Unsurprisingly, Brazil has a thriving market for Sten guns and the like made in car repair shops because it has a severely constrained legal market for firearms. Brazilians have to jump through hoops to get government permission to purchase guns, and even if they satisfy all requirements, police can say “no” on a whim. That leaves many residents of the country without a legal means to protect themselves from the country’s extremely busy criminal class (60,000 murders every year, according to some estimates). Those criminals are, of course, well-armed courtesy of that black market described above.

Some of the country’s lawmakers want to make it less-daunting to legally own the means of self-defense. But for now guns remain easily available only to those willing to break the law, which leaves opportunity for DIY manufacturers.

Australia also has famously restrictive gun laws of such exquisite legislative perfection that they bear emulation, according to leading presidential contender Hillary Clinton.
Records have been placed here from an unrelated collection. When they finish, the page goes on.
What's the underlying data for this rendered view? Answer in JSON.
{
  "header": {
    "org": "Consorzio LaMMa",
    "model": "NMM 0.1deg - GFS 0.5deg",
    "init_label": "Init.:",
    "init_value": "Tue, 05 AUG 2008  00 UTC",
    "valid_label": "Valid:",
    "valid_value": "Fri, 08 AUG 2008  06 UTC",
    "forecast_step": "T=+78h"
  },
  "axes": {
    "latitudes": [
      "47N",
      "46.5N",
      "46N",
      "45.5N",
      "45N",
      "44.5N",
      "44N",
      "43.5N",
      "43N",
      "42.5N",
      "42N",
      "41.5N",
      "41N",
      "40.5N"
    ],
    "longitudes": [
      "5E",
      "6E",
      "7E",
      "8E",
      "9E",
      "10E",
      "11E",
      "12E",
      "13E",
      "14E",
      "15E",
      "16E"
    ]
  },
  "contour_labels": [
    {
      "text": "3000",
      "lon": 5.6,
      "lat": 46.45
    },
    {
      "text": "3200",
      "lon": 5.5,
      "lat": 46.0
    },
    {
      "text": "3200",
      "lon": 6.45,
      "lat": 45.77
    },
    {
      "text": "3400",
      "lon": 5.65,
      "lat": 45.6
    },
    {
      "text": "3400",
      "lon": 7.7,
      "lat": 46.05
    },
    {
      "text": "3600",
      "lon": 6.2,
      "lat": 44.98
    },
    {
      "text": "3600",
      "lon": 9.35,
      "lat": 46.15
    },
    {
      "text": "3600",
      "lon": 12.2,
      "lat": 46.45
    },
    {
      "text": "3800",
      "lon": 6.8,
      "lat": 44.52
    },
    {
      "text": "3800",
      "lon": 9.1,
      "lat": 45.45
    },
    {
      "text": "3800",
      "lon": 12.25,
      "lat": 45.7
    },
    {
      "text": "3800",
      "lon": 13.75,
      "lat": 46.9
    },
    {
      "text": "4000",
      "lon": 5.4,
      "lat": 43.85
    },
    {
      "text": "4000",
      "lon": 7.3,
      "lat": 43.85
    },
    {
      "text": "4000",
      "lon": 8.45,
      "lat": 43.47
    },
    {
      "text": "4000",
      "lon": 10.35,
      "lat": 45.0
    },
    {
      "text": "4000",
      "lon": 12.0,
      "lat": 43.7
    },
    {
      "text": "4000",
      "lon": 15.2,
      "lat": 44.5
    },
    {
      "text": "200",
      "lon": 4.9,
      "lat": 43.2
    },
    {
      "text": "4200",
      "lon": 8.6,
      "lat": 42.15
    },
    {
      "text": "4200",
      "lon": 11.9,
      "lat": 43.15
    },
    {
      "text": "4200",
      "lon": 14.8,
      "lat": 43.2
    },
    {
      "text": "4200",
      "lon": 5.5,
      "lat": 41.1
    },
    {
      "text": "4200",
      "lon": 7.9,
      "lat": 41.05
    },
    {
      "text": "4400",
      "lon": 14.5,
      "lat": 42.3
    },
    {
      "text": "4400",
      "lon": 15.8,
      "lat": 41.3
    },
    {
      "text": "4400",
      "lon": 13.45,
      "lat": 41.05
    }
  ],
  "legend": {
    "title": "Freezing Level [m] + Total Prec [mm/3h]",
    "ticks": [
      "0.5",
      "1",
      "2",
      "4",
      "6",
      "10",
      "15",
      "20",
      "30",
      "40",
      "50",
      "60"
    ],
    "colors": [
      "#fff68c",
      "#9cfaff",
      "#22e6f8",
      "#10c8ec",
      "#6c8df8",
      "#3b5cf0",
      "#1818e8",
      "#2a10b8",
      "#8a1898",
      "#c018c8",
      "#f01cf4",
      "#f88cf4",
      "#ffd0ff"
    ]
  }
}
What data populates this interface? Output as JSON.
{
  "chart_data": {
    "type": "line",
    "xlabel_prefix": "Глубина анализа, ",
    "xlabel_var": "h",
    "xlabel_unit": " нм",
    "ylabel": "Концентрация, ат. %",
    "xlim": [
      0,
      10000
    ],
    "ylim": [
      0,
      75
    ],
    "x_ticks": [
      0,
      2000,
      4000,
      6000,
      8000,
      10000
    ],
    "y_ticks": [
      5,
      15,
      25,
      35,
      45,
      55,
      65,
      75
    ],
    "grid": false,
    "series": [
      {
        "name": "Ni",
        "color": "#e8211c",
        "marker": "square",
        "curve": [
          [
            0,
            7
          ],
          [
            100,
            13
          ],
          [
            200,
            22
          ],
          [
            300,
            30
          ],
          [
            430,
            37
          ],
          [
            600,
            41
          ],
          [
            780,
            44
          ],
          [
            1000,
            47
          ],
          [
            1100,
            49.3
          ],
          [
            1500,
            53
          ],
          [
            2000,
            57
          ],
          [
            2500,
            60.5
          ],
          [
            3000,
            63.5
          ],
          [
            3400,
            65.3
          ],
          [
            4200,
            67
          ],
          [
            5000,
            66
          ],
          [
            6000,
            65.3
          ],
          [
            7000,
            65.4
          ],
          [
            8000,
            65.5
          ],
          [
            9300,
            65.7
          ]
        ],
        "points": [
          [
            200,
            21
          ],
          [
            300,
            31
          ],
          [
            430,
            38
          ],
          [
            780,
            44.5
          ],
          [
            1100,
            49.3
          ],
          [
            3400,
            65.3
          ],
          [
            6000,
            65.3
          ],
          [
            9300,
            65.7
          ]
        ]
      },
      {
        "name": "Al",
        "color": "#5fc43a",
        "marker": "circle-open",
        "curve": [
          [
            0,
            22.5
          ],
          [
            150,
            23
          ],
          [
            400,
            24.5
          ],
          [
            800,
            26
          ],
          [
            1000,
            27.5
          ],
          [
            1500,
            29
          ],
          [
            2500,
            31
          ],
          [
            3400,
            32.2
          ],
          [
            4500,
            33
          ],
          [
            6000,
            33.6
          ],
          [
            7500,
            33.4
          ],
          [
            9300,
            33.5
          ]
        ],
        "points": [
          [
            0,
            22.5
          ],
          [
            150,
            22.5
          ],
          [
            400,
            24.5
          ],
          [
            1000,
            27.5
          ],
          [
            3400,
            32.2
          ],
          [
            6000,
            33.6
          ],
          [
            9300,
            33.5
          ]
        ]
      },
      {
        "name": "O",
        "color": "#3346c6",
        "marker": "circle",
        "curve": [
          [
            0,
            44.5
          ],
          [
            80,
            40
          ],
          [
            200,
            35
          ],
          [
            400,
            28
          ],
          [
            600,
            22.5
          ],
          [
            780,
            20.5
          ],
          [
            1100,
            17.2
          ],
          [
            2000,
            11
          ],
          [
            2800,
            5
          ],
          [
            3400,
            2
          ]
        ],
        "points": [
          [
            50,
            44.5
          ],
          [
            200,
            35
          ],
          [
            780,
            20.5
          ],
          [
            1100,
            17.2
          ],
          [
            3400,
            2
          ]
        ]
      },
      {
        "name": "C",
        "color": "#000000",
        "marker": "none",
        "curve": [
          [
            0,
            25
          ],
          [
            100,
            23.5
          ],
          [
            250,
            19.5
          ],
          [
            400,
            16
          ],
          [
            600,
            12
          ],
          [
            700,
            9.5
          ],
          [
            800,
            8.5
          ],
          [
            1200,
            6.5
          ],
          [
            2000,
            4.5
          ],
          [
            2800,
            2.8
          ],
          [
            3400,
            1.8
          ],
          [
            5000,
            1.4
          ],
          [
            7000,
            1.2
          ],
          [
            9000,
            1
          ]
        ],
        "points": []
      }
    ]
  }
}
Well, except that the Australian government is a tad upset about gun smuggling by outlaw gangs and the hundreds of thousands of illegal firearms in circulation. Officials plan yet another amnesty for owners to surrender the illegal weapons, although Sydney University gun policy analyst Philip Alpers told ABC News that he expects it to produce only “rubbish guns” that nobody values.

Because, honestly, if you’ve gone through the trouble and expense of purchasing one of the “perfectly constructed MAC 10 machine guns” manufactured by a jeweler turned underground arms dealer, why would you surrender it?

Like Brazil, diversity is characteristic of Australia’s illegal arms makers, who also produce submachine guns inspired by the late Philip Luty, a Briton who created designs intended for home manufacture (he was imprisoned for his troubles, but his plans are widely available). Ten percent or more of illegal guns seized by Australian police are produced by underground armorers—with powerful and easily made submachine guns featuring prominently among them.

Australia is a much safer country than Brazil, and has a lower homicide rate than the United States. But at least one academic assessment has concluded that the crime rate seems to fluctuate independently of gun ownership. That new gun amnesty is motivated not just by a black market, but by a spike in crime including murders.